Nos activités
 
 
 

Rôle déterminant dans la mise en place des nouvelles aires protégées

CI a joué un rôle déterminant dans la mise en œuvre de la «Vision Durban» qui vise à tripler la surface des aires protégées de Madagascar, de 1 700 000 ha à 6 000 000 ha. Sur les 97 nouvelles aires protégées ayant reçu un statut de protection temporaire ou en voie de création, 38 ont reçu des appuis techniques et financiers de CI. Appuis qui s’ajoutent à ceux accordés par CI à Madagascar National Parks depuis de nombreuses années.


CI, pionnier dans le domaine du changement climatique à Madagascar

On soulignera le rôle pionnier de CI dans la prise en compte du changement climatique dans la formulation des stratégies nationales, dans la mise en oeuvre des projets pilotes de REDD+ dans deux grands corridors , le Corridor Ankeniheny-Zahamena et le Corridor Forestier Ambositra Vondrozo, dans les activités de restauration dans le cadre du projet TAMS ou Tetik’Asa Mampody Savoka et enfin dans les activités d’adaptation pour l’écosystème terrestre et l'écosystème marin.


Pour une implication décisive des communautés

CI a consacré une part importante de son budget et de ses connaissances techniques en faveur et auprès des communautés locales. C’est dans ce domaine, sans aucun doute, que les évolutions ont été les plus marquées. L’expérience montre en effet qu’il ne peut y avoir de conservation durable sans l’implication des populations, dont la survie dépend des ressources naturelles. Il ne peut y avoir d’implication des communautés que si on ne leur garantit une amélioration de leurs conditions d’existence.


Pour les communautés les plus enclavées

On relèvera plus particulièrement les bénéfices apportés par la mise en œuvre du programme «Node», un programme novateur. A travers ce programme de petites subventions distribuées par l’intermédiaire d’organismes relais proches des communautés les plus dépendantes des ressources naturelles, Conservation International a pu toucher de nombreuses communautés. Ces dernières, du fait de leur isolement, ne pouvaient bénéficier des retombées des grands projets et programmes de développement du pays. Le succès de Node, attesté par de nombreux observateurs, a conduit des bailleurs de fonds à s’intéresser de près à cette approche, pour éventuellement l’adopter dans un futur proche. Un des soucis de CI est en effet de s’assurer que ses programmes ou initiatives qui rencontrent le plus de succès, puissent être reproduits sur une plus grande échelle, à Madagascar, voire dans d’autres pays.
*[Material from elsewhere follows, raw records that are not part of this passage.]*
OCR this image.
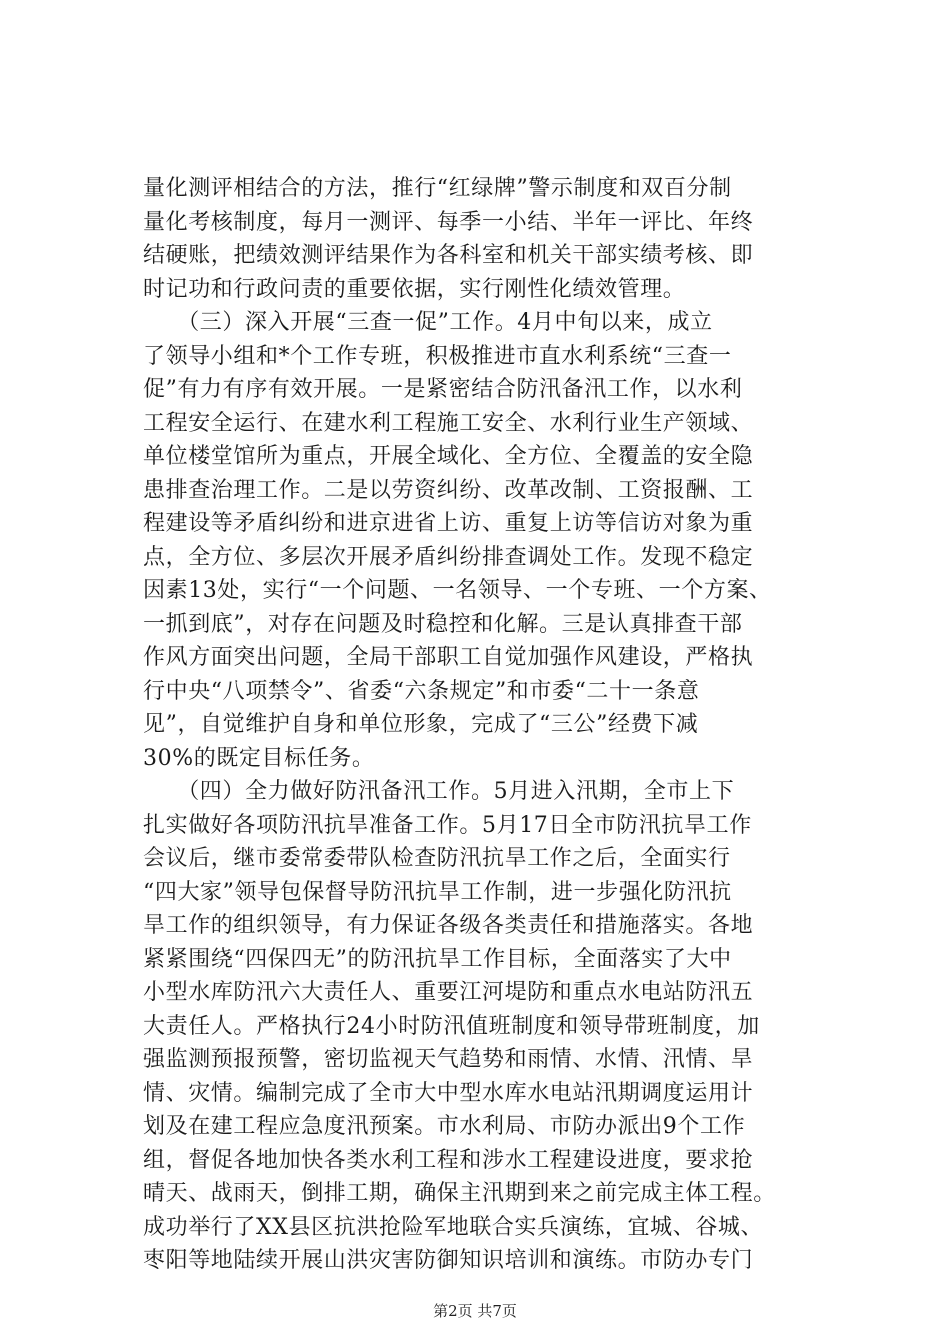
量化测评相结合的方法，推行“红绿牌”警示制度和双百分制
量化考核制度，每月一测评、每季一小结、半年一评比、年终
结硬账，把绩效测评结果作为各科室和机关干部实绩考核、即
时记功和行政问责的重要依据，实行刚性化绩效管理。
　　（三）深入开展“三查一促”工作。4月中旬以来，成立
了领导小组和*个工作专班，积极推进市直水利系统“三查一
促”有力有序有效开展。一是紧密结合防汛备汛工作，以水利
工程安全运行、在建水利工程施工安全、水利行业生产领域、
单位楼堂馆所为重点，开展全域化、全方位、全覆盖的安全隐
患排查治理工作。二是以劳资纠纷、改革改制、工资报酬、工
程建设等矛盾纠纷和进京进省上访、重复上访等信访对象为重
点，全方位、多层次开展矛盾纠纷排查调处工作。发现不稳定
因素13处，实行“一个问题、一名领导、一个专班、一个方案、
一抓到底”，对存在问题及时稳控和化解。三是认真排查干部
作风方面突出问题，全局干部职工自觉加强作风建设，严格执
行中央“八项禁令”、省委“六条规定”和市委“二十一条意
见”，自觉维护自身和单位形象，完成了“三公”经费下减
30%的既定目标任务。
　　（四）全力做好防汛备汛工作。5月进入汛期，全市上下
扎实做好各项防汛抗旱准备工作。5月17日全市防汛抗旱工作
会议后，继市委常委带队检查防汛抗旱工作之后，全面实行
“四大家”领导包保督导防汛抗旱工作制，进一步强化防汛抗
旱工作的组织领导，有力保证各级各类责任和措施落实。各地
紧紧围绕“四保四无”的防汛抗旱工作目标，全面落实了大中
小型水库防汛六大责任人、重要江河堤防和重点水电站防汛五
大责任人。严格执行24小时防汛值班制度和领导带班制度，加
强监测预报预警，密切监视天气趋势和雨情、水情、汛情、旱
情、灾情。编制完成了全市大中型水库水电站汛期调度运用计
划及在建工程应急度汛预案。市水利局、市防办派出9个工作
组，督促各地加快各类水利工程和涉水工程建设进度，要求抢
晴天、战雨天，倒排工期，确保主汛期到来之前完成主体工程。
成功举行了XX县区抗洪抢险军地联合实兵演练，宜城、谷城、
枣阳等地陆续开展山洪灾害防御知识培训和演练。市防办专门
第2页 共7页
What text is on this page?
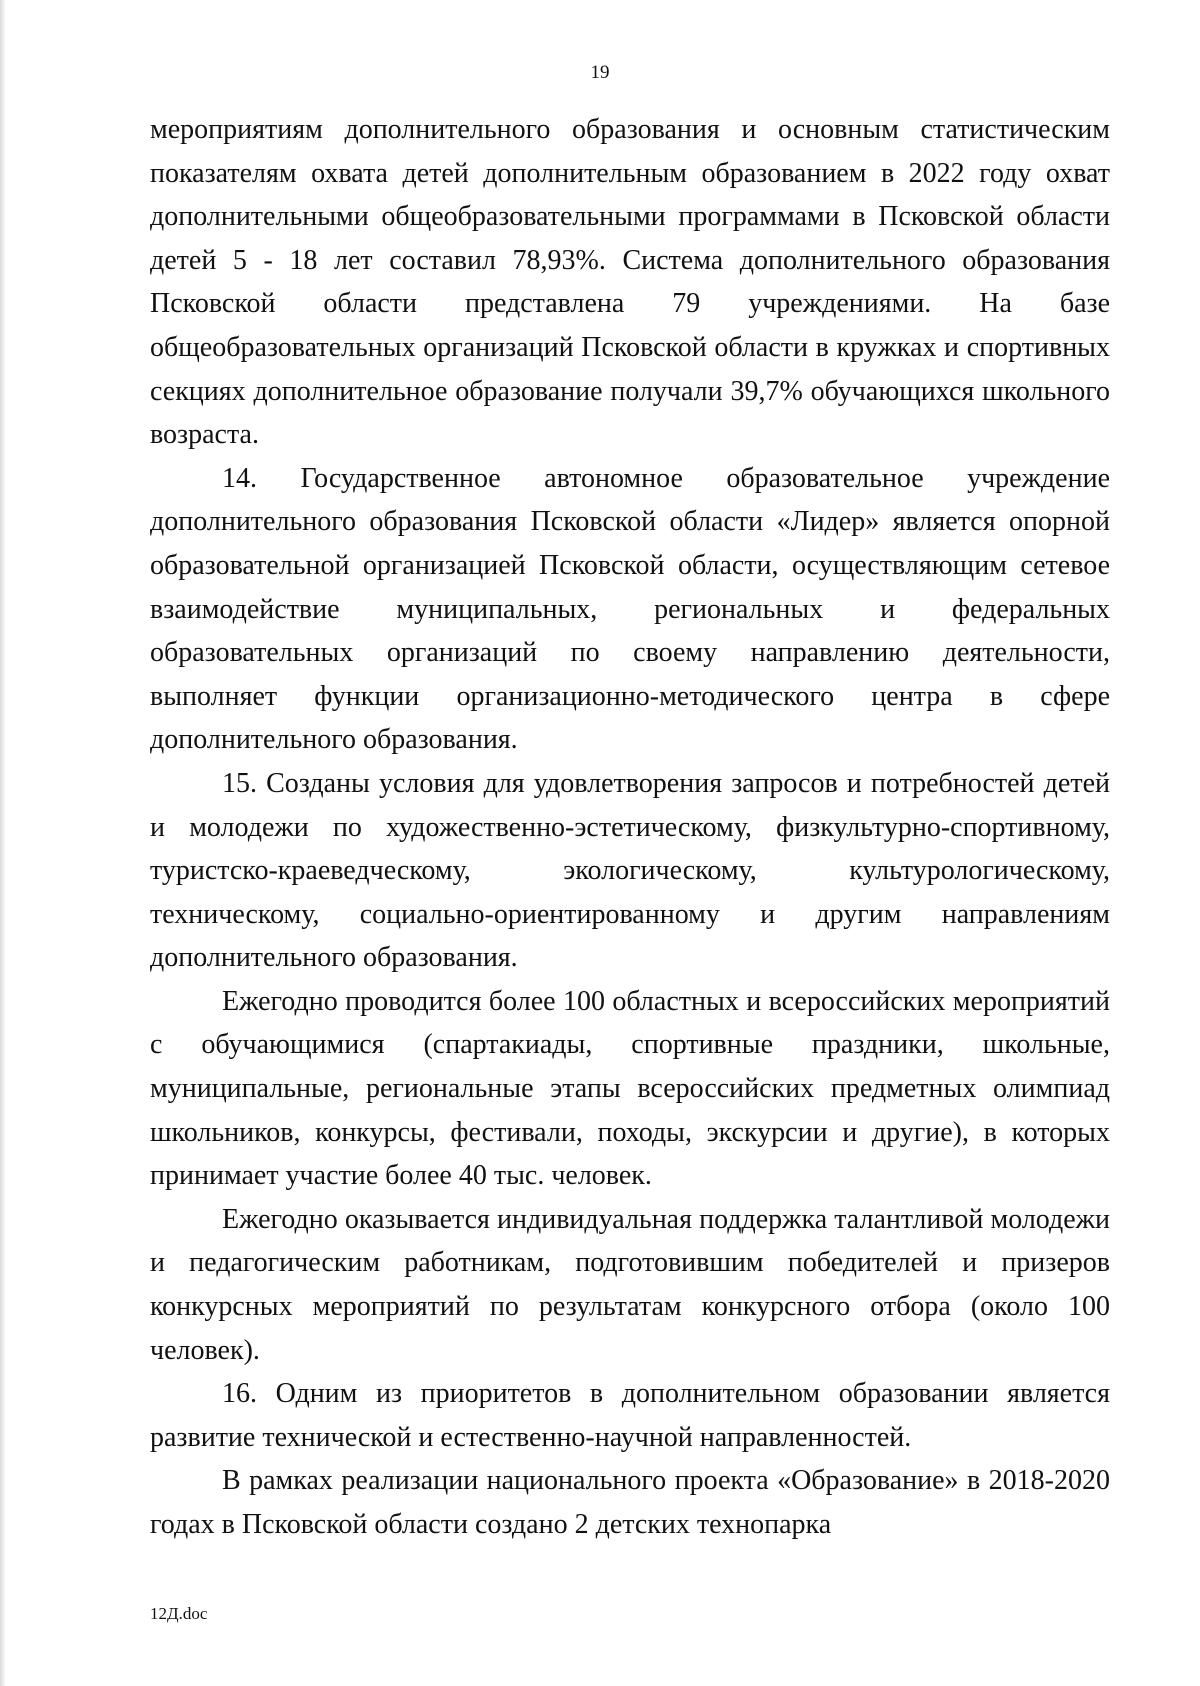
19

мероприятиям дополнительного образования и основным статистическим показателям охвата детей дополнительным образованием в 2022 году охват дополнительными общеобразовательными программами в Псковской области детей 5 - 18 лет составил 78,93%. Система дополнительного образования Псковской области представлена 79 учреждениями. На базе общеобразовательных организаций Псковской области в кружках и спортивных секциях дополнительное образование получали 39,7% обучающихся школьного возраста.

14. Государственное автономное образовательное учреждение дополнительного образования Псковской области «Лидер» является опорной образовательной организацией Псковской области, осуществляющим сетевое взаимодействие муниципальных, региональных и федеральных образовательных организаций по своему направлению деятельности, выполняет функции организационно-методического центра в сфере дополнительного образования.

15. Созданы условия для удовлетворения запросов и потребностей детей и молодежи по художественно-эстетическому, физкультурно-спортивному, туристско-краеведческому, экологическому, культурологическому, техническому, социально-ориентированному и другим направлениям дополнительного образования.

Ежегодно проводится более 100 областных и всероссийских мероприятий с обучающимися (спартакиады, спортивные праздники, школьные, муниципальные, региональные этапы всероссийских предметных олимпиад школьников, конкурсы, фестивали, походы, экскурсии и другие), в которых принимает участие более 40 тыс. человек.

Ежегодно оказывается индивидуальная поддержка талантливой молодежи и педагогическим работникам, подготовившим победителей и призеров конкурсных мероприятий по результатам конкурсного отбора (около 100 человек).

16. Одним из приоритетов в дополнительном образовании является развитие технической и естественно-научной направленностей.

В рамках реализации национального проекта «Образование» в 2018-2020 годах в Псковской области создано 2 детских технопарка

12Д.doc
Conservation des écosystèmes en pair avec la réduction de la pauvreté

L’importance de l’implication des communautés dans la gestion et la conservation des écosystèmes naturels a été mise en évidence dans tous les pays où CI est représenté. Forte des expériences vécues au niveau mondial, Conservation International a engagé depuis 3 ans une réflexion approfondie, qui l’a conduite à élargir sa vision et sa mission. D’une approche stricte de la conservation des espèces et de la biodiversité, CI a évolué vers une approche plus « holistique » des problèmes environnementaux. Cette approche part de la constatation fondamentale que l’amélioration du bien-être humain dépend essentiellement de la conservation des écosystèmes et de la biodiversité. En d’autres termes, le développement et surtout la réduction de la pauvreté ne peuvent se concevoir sans la préservation des services essentiels qu’apportent la biodiversité et plus généralement les écosystèmes. Ainsi,

  • c’est par la protection des forêts, que l’on pourra réduire les émissions de gaz à effet de serre et donc atténuer les effets du changement climatique ;
  • c’est grâce à l’aménagement des bassins versants que l’on pourra préserver les sources d’eau douce, dont la disponibilité et la qualité sont plus que jamais indispensables pour toute amélioration du bien-être humain de nos temps et des générations futures ;
  • c’est la préservation des écosystèmes en amont qui assure la productivité des zones agricoles en aval et donc garantit la sécurité alimentaire. Elle représente un enjeu vital pour l’avenir ;
  • c’est de la bioprospection en milieu naturel que nous attendons les progrès les plus significatifs en matière de recherche pharmaceutique, condition essentielle pour la sécurité sanitaire

On est donc passé d’une conception de la conservation fondée sur les « interdits» à une conception fondée sur les «opportunités».